Hurry up! What do you think, I’m getting younger? Skinnier? I’m not!” Dressed in the last look at the end of a five-hour photo shoot, actress and singer-songwriter Emmy Rossum—looking sleek, sophisticated and sultry, like a well-polished Hollywood screen siren of old—is playfully sassing the photographer and crew. She modulates her tone and stance, conjuring that other classic Tinseltown staple: the wise-cracking comedienne.
The atmosphere is enhanced by Sentimental Journey, Rossum’s sophomore album, which releases later this month, playing in the background. On it, she sings 1940s standards. And the setting of the shoot itself, a retro joint in Hollywood—the kind sympathetic to dames on the go, debutantes on the town and ladies of a certain age (or of the night)—is exactly the sort of place where such songs are sung. Rossum seems to be channeling the sort of woman who can wield a sharp word alongside a cigarette holder while holding her gin.
It’s also the kind of trendy but not too scrubbed-up drinks destination that might attract Fiona, the nudity-friendly free spirit burdened by familial responsibilities whom Rossum plays on Shameless, Showtime’s dark comedy series that begins its third season this month.

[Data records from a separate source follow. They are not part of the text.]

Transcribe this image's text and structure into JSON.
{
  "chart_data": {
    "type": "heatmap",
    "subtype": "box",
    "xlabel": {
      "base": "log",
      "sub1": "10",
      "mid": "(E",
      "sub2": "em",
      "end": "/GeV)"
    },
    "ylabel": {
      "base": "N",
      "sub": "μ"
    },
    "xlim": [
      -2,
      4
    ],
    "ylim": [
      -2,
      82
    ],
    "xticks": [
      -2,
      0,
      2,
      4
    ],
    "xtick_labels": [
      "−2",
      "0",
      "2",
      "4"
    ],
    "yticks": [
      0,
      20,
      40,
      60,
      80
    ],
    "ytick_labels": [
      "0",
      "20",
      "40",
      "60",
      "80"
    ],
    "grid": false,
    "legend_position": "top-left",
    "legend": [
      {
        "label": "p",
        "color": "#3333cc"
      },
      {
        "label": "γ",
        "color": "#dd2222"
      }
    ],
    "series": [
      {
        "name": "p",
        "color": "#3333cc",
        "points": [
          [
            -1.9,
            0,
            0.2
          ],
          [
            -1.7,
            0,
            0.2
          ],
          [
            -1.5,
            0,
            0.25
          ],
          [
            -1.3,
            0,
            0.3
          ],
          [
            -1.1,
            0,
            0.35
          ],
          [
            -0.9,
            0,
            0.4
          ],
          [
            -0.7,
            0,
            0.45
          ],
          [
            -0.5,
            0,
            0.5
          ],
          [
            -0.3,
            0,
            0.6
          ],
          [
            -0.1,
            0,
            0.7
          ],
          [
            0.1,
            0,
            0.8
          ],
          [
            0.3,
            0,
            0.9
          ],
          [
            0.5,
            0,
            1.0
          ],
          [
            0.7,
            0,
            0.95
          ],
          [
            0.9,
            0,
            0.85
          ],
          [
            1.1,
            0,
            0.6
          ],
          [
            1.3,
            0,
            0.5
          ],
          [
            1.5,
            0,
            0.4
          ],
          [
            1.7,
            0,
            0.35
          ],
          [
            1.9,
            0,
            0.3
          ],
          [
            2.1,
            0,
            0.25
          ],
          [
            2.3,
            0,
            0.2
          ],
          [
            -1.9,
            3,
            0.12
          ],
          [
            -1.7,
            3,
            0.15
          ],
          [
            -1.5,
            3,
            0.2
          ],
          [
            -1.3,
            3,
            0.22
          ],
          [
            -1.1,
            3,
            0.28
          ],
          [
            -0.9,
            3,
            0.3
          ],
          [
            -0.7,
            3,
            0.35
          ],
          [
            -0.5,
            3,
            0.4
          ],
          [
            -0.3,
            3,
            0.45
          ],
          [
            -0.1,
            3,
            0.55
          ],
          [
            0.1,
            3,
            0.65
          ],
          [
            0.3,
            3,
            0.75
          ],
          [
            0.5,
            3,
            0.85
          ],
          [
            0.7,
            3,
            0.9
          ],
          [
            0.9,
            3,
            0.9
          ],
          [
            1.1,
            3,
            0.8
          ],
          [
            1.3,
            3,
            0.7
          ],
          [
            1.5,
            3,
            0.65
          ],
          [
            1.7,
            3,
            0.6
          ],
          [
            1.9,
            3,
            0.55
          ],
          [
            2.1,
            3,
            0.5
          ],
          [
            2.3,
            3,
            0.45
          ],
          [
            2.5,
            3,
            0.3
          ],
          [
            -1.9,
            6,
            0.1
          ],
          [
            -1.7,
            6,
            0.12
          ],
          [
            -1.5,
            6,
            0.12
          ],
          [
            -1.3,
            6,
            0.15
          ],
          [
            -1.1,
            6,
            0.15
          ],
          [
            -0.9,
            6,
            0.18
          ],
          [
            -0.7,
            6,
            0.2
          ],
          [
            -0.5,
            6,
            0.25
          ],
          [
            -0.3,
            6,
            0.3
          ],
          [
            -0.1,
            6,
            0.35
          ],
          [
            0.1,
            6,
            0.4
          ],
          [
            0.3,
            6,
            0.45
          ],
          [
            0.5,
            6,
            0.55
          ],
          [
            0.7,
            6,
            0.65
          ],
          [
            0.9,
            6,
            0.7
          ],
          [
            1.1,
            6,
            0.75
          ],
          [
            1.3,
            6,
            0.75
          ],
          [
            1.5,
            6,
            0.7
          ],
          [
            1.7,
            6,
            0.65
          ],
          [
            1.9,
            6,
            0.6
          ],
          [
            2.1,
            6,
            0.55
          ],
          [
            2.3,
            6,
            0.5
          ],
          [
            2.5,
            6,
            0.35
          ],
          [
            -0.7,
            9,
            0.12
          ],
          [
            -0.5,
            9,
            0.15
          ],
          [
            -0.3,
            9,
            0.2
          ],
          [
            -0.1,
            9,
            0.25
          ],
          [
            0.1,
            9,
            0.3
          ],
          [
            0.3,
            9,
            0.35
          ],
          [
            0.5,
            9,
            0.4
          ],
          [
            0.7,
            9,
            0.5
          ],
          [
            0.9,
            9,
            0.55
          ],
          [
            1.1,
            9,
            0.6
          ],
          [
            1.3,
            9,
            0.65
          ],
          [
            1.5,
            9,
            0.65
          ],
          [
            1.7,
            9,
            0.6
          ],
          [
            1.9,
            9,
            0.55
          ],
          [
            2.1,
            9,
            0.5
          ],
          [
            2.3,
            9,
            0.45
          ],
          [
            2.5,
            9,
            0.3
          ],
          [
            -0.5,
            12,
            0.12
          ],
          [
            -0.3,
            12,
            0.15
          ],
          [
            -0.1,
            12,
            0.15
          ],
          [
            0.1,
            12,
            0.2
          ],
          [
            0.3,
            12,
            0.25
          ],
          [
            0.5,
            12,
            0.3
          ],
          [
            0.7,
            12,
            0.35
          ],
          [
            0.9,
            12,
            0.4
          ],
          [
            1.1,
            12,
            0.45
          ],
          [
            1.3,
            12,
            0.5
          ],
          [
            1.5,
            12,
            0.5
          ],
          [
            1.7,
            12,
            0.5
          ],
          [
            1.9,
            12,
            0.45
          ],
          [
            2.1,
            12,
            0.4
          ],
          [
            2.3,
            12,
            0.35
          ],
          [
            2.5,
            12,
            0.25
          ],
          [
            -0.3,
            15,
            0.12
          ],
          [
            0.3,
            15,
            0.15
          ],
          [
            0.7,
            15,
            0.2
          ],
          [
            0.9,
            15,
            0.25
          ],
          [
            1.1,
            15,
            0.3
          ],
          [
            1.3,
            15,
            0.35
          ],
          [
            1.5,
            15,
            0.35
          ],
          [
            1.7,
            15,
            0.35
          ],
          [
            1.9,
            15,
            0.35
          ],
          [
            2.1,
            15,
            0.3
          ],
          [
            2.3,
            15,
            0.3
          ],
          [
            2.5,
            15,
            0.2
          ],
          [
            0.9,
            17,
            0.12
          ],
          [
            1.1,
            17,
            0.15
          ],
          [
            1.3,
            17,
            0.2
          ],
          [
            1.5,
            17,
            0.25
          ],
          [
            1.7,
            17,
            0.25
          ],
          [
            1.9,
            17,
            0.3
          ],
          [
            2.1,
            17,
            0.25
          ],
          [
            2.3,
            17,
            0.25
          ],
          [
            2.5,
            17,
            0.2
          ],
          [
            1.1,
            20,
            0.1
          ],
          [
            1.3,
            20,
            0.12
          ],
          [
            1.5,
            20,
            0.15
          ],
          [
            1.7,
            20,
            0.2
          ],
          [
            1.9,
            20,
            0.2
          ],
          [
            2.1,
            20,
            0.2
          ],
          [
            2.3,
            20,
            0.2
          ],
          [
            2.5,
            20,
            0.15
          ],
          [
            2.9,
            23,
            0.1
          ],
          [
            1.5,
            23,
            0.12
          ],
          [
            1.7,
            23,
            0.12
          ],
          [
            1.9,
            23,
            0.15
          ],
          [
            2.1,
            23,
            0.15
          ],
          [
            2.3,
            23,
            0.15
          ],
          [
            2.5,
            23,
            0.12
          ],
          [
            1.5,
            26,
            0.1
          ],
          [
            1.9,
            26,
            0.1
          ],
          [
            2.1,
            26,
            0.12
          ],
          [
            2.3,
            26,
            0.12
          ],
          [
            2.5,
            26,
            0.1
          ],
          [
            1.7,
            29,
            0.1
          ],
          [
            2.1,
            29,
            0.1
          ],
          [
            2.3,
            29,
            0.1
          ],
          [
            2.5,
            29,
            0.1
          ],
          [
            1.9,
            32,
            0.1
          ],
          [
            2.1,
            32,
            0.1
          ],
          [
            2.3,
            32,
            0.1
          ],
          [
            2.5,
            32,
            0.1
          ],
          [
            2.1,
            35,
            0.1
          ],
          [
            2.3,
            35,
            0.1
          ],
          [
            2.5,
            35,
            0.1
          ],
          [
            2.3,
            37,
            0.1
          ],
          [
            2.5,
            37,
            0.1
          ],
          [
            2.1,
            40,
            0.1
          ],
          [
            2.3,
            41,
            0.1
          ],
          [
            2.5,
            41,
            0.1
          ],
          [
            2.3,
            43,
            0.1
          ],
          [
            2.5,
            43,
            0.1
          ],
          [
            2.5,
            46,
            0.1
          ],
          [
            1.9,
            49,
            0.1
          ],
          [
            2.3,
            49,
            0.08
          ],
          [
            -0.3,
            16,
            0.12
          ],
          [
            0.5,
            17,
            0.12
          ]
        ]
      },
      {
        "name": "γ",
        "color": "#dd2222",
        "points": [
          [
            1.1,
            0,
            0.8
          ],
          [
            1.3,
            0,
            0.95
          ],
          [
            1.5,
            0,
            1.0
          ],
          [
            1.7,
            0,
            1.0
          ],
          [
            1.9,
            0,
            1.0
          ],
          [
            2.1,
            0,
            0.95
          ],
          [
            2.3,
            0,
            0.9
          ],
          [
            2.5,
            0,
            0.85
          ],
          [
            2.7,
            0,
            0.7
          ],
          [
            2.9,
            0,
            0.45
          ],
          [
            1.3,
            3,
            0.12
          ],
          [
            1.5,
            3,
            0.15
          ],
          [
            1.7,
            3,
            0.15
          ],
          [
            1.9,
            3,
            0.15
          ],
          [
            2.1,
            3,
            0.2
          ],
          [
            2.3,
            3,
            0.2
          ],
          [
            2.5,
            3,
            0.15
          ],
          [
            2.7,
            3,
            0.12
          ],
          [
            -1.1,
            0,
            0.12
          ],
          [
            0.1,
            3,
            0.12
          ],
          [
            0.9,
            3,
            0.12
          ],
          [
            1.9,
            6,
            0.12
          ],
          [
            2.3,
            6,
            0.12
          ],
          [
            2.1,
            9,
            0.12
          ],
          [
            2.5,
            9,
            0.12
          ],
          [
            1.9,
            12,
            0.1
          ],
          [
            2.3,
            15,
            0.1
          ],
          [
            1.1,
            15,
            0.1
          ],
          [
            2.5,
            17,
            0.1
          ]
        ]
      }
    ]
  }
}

The scene is a snapshot of Rossum’s career to date. It showcases her still-unfolding talents and capabilities while illustrating a focused character and resilient constitution. It’s a package—and a journey—that has taken her from the stage of the Metropolitan Opera, to the big screen as the ingénue star of The Day After Tomorrow, Mystic River and her watershed at age 18, The Phantom of the Opera. Now she’s added Shameless to that list, as well as February’s feature film Beautiful Creatures—with Jeremy Irons, Viola Davis and Emma Thompson—based on the supernatural young-adult series of the same name written by Kami Garcia and Margaret Stohl. “She was a character so noisy I couldn’t get her out of my mind,” says Rossum of her character, Ridley. “She’s not a nice person but she’s insanely likable. I kept thinking about how she’d talk, how she’d speak, and how that’s seductive.” Later this year she’ll also appear opposite Hilary Swank in You’re Not You.
Born and reared on New York’s tony Upper East Side, Rossum attended the equally tony Spence School, but her reality wasn’t as gilded as these facts suggest. While she grew up with a surfeit of attention and support as the only child of a single mother, a professional photographer who shot the annual reports for companies such as Apple and Exxon Mobil, she grew up with neither a father nor much cash. “My mother was both my mother and father,” says Rossum, explaining that her parents split before she was born, that she and her mother shared a bedroom and that every spare dime was allotted to her tuition. “My mom is an artist and intellectual, which for her is basically the same thing,” she says. “Education was paramount.”
Perhaps it’s no coincidence, then, that Rossum’s first break came from a suggestion from her second grade teacher, who, having noted Rossum’s affinity for singing, told her mother about the Metropolitan Opera Children’s Chorus. “Mom set up the audition,” says Rossum, confirming the tryout entailed an a cappella “Happy Birthday” in all 12 keys. She joined the chorus at age 7, and trained for the next five years, learning stagecraft and classical vocal technique, performing in five languages in 20 different operas alongside Plácido Domingo and Luciano Pavarotti, and under the direction of maestros such as Franco Zeffirelli.
To Rossum, it was simply good fun. “It was all a magical fantasy world, that kind of journey I’ve always loved that you can get from a good book or any of the arts, the kind that transports you,” she says. As an only child, she reveled in the sense of family and community. Additionally, it was an alternative to Spence and the whole monied ethos of the Upper East Side. “It’s not that I didn’t enjoy school; it’s more that I felt a little ‘less than,’” she says.
While Rossum didn’t yet envision a career in entertainment, she was nonetheless precociously determined. At age 12, on her own initiative, she phoned acting coach Flo Salant Greenberg of The New Actors Workshop. “I’d read an article inThe New York Times on Matt LeBlanc—I was really into Friends—and Flo was his teacher. So I looked her up in the Yellow Pages.” She started classes shortly thereafter, and found herself among a group of more seasoned and professional actors. This prepared her for her debut film, Songcatcher, in which she played Deladis Slocumb, a musically talented orphan in turn-of-the-century Appalachia.
Rossum starred alongside Aidan Quinn and Janet McTeer, received an Independent Spirit Award nomination for Best Debut Performance, sang a duet with Dolly Parton on the film’s soundtrack and signed with the manager she’s had ever since. She was 13. “I realized the decisions I was making were going to affect my whole life,” Rossum says, adding that her mother was supportive, emphasizing the importance of those decisions with the caveat that “the second it stops being fun, you’re going to stop doing it.” Those words, Rossum says, always made her feel she “wasn’t locked in. I still think about them.”